Classmates Bid Farewell to Cortona Grad and Friend Ernesto Rizzi

    By enabling other students to embark on a life-changing journey, Rizzi’s legacy lives on

    By Carmen Rojas on October 20, 2017

    Hiking in the olive groves of Tuscany, strolling among the columns on Palatine Hill in Rome, making lifelong friendships – these are some of the experiences Ernesto Rizzi’s family and friends say he loved most about his 2002 study abroad term in Cortona, Italy.

    When Rizzi passed away unexpectedly last year, his loved ones decided the best way to honour his memory was to make it possible for other students to embark on the same kind of journey.

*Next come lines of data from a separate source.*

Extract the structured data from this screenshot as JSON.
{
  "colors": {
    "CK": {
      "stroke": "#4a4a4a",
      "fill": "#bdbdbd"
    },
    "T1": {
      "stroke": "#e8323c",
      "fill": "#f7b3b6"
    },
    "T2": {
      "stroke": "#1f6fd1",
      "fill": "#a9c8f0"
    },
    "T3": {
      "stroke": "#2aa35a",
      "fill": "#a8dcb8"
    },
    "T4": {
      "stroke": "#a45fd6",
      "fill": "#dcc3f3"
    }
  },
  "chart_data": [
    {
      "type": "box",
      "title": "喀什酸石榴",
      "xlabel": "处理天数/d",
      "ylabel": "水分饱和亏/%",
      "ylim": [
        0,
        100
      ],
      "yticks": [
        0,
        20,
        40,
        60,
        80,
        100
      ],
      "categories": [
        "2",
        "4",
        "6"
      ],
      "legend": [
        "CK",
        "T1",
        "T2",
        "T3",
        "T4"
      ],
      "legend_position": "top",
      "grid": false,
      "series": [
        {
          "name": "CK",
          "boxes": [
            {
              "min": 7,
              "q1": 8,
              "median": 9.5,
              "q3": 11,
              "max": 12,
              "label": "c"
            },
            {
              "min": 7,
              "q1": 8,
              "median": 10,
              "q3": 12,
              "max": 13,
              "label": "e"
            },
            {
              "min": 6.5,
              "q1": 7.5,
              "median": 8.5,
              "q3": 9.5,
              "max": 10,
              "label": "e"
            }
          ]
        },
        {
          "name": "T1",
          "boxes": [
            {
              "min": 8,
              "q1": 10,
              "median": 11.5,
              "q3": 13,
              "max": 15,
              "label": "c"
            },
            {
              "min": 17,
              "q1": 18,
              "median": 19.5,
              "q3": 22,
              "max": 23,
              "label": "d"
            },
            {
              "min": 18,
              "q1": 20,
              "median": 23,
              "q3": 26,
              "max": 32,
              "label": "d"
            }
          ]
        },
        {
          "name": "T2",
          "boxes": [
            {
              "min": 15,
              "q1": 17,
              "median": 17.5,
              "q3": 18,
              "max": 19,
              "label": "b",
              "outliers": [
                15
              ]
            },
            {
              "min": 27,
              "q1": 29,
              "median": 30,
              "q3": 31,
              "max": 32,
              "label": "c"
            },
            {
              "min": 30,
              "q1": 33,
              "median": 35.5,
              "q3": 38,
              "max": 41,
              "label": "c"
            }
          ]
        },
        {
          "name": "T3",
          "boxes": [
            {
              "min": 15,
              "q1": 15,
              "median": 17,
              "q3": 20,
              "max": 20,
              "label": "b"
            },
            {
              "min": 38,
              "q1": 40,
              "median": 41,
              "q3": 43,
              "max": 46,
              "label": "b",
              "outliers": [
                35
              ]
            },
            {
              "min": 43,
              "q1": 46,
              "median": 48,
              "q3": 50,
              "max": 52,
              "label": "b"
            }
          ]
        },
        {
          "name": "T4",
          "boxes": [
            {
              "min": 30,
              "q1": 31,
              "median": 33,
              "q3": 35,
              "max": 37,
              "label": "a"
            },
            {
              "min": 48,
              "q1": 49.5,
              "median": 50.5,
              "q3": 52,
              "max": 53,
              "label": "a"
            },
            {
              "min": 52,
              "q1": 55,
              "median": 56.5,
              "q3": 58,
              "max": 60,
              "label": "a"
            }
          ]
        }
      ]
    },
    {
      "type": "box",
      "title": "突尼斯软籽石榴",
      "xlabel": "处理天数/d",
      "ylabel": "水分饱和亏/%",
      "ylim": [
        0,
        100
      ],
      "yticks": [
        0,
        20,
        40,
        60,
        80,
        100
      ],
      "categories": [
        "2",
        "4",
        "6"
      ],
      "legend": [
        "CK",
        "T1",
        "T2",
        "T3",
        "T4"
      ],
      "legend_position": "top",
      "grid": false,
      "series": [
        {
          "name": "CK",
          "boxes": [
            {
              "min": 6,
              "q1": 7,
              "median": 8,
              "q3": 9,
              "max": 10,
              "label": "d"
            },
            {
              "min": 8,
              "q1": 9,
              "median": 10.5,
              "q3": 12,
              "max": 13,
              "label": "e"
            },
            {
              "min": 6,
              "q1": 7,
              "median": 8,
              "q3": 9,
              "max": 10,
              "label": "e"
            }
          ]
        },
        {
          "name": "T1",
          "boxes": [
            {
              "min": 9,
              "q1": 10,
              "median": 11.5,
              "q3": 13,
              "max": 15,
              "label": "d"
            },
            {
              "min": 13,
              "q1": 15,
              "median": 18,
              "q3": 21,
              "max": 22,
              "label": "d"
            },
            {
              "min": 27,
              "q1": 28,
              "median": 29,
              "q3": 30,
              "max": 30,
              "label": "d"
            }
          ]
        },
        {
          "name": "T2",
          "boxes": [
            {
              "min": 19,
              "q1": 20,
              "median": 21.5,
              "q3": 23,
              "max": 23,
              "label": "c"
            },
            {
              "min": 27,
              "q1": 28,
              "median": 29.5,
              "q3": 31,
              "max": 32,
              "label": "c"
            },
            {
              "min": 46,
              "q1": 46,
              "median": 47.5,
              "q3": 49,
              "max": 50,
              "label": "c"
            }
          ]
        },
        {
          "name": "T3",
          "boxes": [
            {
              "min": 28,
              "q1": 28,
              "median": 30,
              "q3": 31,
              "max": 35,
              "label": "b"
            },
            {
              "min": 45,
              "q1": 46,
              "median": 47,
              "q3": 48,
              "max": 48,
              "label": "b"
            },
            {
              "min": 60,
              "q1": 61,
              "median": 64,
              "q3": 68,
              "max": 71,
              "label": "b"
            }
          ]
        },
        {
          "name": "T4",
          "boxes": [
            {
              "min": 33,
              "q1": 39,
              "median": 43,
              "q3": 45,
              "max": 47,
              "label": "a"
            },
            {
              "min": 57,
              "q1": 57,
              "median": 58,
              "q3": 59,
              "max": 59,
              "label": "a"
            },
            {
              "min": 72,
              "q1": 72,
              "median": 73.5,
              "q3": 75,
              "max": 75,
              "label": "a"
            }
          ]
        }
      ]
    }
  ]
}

    “My brother had a deep sense of adventure and loved everything Italian,” says Luisa Rizzi. It was these things – in particular, his strong interest in exploring his Italian heritage – that inspired Rizzi to spend a term studying at the U of A School in Cortona>. The school, which is a satellite campus run by the Faculty of Arts, allows students from any discipline to immerse themselves in Italian culture while earning regular UAlberta course credits.

    “It’s life changing,” comments Rizzi’s classmate Margot Burstow. “When you’re in that unique situation – a bunch of English-speaking kids in the middle of Tuscany, trying to learn a bit of conversational Italian and sticking together – you get really close to people. You never shake the impact of that.”

    Within their tight-knit group that term, Rizzi became known for his sense of humour and practical jokes. “He really enjoyed having fun and poking fun at people all the time,” recalls Burstow. “He was a people person.”

    He was also known to share his love of food by cooking for his classmates on the weekend – perhaps foreshadowing his future career in the hospitality industry, culminating with his “dream job” of owning a successful food truck in Edmonton, Dolce and Banana.

    Stunned by the news of Rizzi’s sudden passing in 2016, his classmates knew they wanted to do something to honour their friend. Over coffee at the Italian Centre after his memorial service, the idea for a travel award to help other students attend the School in Cortona first began to take shape.

    “We just loved [Cortona] so much, all of us,” explains Burstow. “Any time we can help students who might not otherwise be able to go, or who might just be under a bit more financial stress, this can take a bit of the edge off.”

    Through personal donations, Rizzi’s small group of classmates from 2002 was able to raise more than $6,000 to create the Ernesto Rizzi Memorial Award.

    “That the moving force of the award is Ernesto's fellow students speaks volumes to the contribution that he made to the group and how much he was loved, but also to what the program collectively meant to them all,” says Helena Fracchia, director of the School in Cortona.

    When the Rizzi family learned about his classmates’ efforts, they were “completely overwhelmed and speechless,” says Luisa Rizzi. “We knew my brother had an impact on others, but we didn't know how much.”

    The family was eager to get involved, and is now working to endow the award so that it may continue to be offered to students for years to come. “Our deepest desire is to keep the award going so that our children and their children will never forget their uncle,” says Luisa.

    In Cortona, Ernesto Rizzi certainly hasn’t been forgotten – Fracchia says his “good cheer and smile remain in the halls of the program” and is pleased that he is being remembered in this way.

    “[This award] has a special place in my heart and in the Cortona program,” she says. “[It] not only honours Ernesto and his memory, it also continues his experience, his generosity, his kindness by helping to provide the same opportunity to other students.”

    The award will be granted for the first time in 2018.